Istilah Basedow di ambil dari nama seorang reporter independen dari Jerman, Karl Adolph
von Basedow yang pada tahun 1840 mengulas tentang penyakit dengan gejala-gejala yang
disebabkan oleh kelebihan hormon tiroid. Penyakit yang di laporkan oleh Basedow,
kemudian diberi nama menggunakan namanya Basedow. Sementara itu beberapa tahun
sebelumnya, yaitu pada tahun 1835, seorang dokter dari Irlandia yang bernama Robert James
Graves telah menemukan penyakit yang serupa dengan gejala eftamopati dan pembengkakan
kelenjar tiroid akibat produksi hormo berlebih. Karena itulah maka penyakit ini disebut
dengan penyakit Graves dan penyakit Basedow.
Morbus Basedow merupakan salah satu penyakit otoimun dimana dalam darah penderita di
temukan autoantibodi tiroid.
Penyakit graves, penyebab tersering hipertiroidisme, adalah ganggguan auto imun yang
bisanya ditandai dengan produksi autoantibody yang mirip kerja TSH pada kelenjar tiroid.
Auto antibody igG ini, yang disebut tiroid stimulating immunoglobulin, menstimulasi
produksi TH, namun tidak dihammbat oleh kadar TH yang meningkat. Kadar TSH dan TH
rndah karena keduanya dihambat oleh kadar TH yang tinggi. Penyebab penyakit graves tidak
diketahui; akan tetapi, tampak terdapat predisposisi genetic pada penyakit autoimun.
2. Etiologi
Penyebab penyakit grave tidak diketahui ; akan tetapi tampak predisposisi genetic pada
penyakit auto imun. Obat-obatan tertentu yang digunakan untuk menekan produksi hormon
kelenjar tiroid dan Kelebihan yodium dalam diet dan air minum yang berlangsung dalam
kurun waktu yang cukup lama mungkin dapat menyebabkan penyakit ini.

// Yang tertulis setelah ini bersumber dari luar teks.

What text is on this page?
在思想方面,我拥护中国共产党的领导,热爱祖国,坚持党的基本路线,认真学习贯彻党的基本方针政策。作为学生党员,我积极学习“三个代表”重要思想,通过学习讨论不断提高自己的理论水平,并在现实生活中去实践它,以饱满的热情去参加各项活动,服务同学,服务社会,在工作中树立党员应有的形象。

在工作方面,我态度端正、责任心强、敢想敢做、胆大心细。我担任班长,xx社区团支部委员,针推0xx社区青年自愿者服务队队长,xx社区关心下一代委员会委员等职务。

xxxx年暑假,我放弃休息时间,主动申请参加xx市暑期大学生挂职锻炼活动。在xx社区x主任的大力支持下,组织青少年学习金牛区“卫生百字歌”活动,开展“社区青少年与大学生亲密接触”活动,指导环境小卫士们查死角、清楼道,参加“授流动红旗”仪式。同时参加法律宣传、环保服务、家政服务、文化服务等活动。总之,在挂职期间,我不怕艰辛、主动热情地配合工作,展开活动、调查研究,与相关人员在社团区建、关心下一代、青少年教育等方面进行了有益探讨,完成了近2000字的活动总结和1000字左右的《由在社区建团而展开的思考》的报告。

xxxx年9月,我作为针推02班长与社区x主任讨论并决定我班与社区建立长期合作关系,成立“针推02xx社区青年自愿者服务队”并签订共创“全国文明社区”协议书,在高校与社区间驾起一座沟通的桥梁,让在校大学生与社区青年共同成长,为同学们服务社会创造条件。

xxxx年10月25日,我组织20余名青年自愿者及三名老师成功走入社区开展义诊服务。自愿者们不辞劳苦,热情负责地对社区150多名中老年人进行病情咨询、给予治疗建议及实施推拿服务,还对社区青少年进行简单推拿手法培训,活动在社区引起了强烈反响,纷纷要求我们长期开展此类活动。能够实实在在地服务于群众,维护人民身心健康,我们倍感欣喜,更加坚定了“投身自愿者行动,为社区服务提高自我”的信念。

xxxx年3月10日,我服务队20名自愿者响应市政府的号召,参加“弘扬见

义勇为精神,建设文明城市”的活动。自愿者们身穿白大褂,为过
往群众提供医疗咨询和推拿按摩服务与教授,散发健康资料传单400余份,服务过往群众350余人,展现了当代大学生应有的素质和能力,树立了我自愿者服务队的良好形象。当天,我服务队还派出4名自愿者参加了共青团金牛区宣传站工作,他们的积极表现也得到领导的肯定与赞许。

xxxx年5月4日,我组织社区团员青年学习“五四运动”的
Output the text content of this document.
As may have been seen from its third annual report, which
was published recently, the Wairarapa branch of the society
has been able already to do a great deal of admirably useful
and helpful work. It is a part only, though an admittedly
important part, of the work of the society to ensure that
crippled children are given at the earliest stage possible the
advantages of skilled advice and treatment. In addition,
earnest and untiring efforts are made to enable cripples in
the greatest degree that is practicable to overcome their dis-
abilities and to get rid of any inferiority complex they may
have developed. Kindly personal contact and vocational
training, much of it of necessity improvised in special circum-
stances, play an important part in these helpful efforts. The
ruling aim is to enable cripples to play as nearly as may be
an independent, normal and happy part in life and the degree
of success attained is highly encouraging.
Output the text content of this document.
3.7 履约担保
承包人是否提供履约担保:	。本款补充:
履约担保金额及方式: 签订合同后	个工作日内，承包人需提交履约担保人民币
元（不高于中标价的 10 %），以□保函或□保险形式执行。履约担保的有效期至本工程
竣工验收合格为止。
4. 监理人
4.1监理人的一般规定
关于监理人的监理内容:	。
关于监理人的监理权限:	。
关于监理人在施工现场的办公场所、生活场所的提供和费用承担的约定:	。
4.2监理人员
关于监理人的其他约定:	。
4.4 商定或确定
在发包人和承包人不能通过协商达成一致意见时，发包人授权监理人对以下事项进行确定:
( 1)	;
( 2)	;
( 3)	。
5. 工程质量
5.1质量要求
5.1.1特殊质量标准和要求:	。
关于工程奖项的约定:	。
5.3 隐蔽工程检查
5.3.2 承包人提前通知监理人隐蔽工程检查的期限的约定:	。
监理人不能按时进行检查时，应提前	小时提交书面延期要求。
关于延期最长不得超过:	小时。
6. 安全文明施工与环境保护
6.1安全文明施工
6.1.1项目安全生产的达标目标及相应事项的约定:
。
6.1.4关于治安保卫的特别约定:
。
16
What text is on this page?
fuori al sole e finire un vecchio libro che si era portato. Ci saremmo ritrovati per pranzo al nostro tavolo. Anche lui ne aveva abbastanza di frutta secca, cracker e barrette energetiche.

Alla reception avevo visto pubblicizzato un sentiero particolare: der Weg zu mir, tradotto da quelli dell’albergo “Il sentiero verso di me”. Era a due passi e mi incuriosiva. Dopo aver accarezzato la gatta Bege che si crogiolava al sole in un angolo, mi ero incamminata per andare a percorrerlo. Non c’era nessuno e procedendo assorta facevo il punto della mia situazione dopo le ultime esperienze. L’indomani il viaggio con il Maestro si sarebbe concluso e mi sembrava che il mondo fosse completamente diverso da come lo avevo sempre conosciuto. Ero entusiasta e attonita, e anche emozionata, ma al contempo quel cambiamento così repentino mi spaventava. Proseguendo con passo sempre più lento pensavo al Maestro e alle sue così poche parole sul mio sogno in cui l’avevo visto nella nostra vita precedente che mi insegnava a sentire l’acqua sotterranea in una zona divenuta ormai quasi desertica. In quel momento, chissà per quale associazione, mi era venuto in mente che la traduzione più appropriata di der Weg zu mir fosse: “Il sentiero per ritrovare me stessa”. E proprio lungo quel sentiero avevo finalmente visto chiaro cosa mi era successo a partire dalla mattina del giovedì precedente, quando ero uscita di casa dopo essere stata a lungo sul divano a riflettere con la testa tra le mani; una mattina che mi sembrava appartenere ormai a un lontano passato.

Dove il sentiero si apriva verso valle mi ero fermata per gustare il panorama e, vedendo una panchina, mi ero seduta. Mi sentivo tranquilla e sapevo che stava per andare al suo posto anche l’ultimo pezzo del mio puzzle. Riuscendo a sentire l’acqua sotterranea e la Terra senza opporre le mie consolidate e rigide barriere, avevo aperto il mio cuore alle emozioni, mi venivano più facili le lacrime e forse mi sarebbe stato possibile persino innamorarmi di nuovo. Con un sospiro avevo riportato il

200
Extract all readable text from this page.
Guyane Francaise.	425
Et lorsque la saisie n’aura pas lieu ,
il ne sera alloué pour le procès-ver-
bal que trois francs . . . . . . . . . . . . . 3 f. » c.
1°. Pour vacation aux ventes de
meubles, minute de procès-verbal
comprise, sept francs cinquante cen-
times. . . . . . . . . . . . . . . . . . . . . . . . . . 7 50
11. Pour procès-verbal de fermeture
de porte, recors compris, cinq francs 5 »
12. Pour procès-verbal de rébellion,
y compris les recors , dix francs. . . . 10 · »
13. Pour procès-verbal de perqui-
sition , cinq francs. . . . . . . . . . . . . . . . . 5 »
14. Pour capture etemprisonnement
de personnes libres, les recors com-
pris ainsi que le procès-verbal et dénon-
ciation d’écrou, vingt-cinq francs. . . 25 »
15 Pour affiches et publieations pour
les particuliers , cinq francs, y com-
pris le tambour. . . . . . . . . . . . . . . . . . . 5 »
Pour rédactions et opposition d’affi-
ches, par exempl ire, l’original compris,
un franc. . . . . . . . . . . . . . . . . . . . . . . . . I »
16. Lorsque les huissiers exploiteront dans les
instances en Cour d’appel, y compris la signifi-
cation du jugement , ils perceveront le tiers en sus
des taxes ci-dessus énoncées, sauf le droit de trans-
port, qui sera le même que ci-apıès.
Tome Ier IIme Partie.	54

Diduga akibat peran antibodi terhadap peningkatan produksi tiroid serta adanya adenoma
tiroid setempat (suatu tumor) yang tumbuh di dalam jaringan tiroid dan ensekresikan banyak
sekali hormon tiroid.
3. Patofisiologi
Graves disease merupakan salah satu contoh dari gangguan autoimun hipersensitif tipe II.
Sebagian besar gambaran klinisnya disebabkan karena produksi autoantibodi yang berikatan
dengan reseptor TSH, dimana tampak pada sel folikuler tiroid ( sel yang memproduksi
tiroid). Antibodi mengaktifasi sel tiroid sama seperti TSH yang menyebabkan peningkatan
produksi dari hormon tiroid. Opthalmopathy infiltrat ( gangguan mata karena tiroid) sering
terjadi yang tampak pada ekspresi reseptor TSH pada jaringan retroorbital. Penyebab
peningkatan produksi dari antibodi tidak diketahui. Infeksi virus mungkin merangsang
antibodi, dimana bereaksi silang dengan reseptor TSH manusia. Ini tampak sebagai faktor
predisposisi genetik dari Graves disease, sebagian besar orang lebih banyak terkena Graves
disease dengan aktivitas antibodi dari reseptor TSH yang bersifat genetik
4. Manifestasi klinis
a. Peningkatan frekuensi jantung
b. Peninngkatan tonus otot, tremor, iratabilitas, peningkatan sensitifitas terhadap katekolamin.
c. Peningktan laju metabolism basal dan produksi panas, intoleransi terhadap panas, keringat
d.
e.
f.
g.
h.
i.
berlebihan.
Penurunan berat badan, peningkatan rasa lapar.
Melotot
Dapat terjadi eksoftalmus (penonjulan bola mata).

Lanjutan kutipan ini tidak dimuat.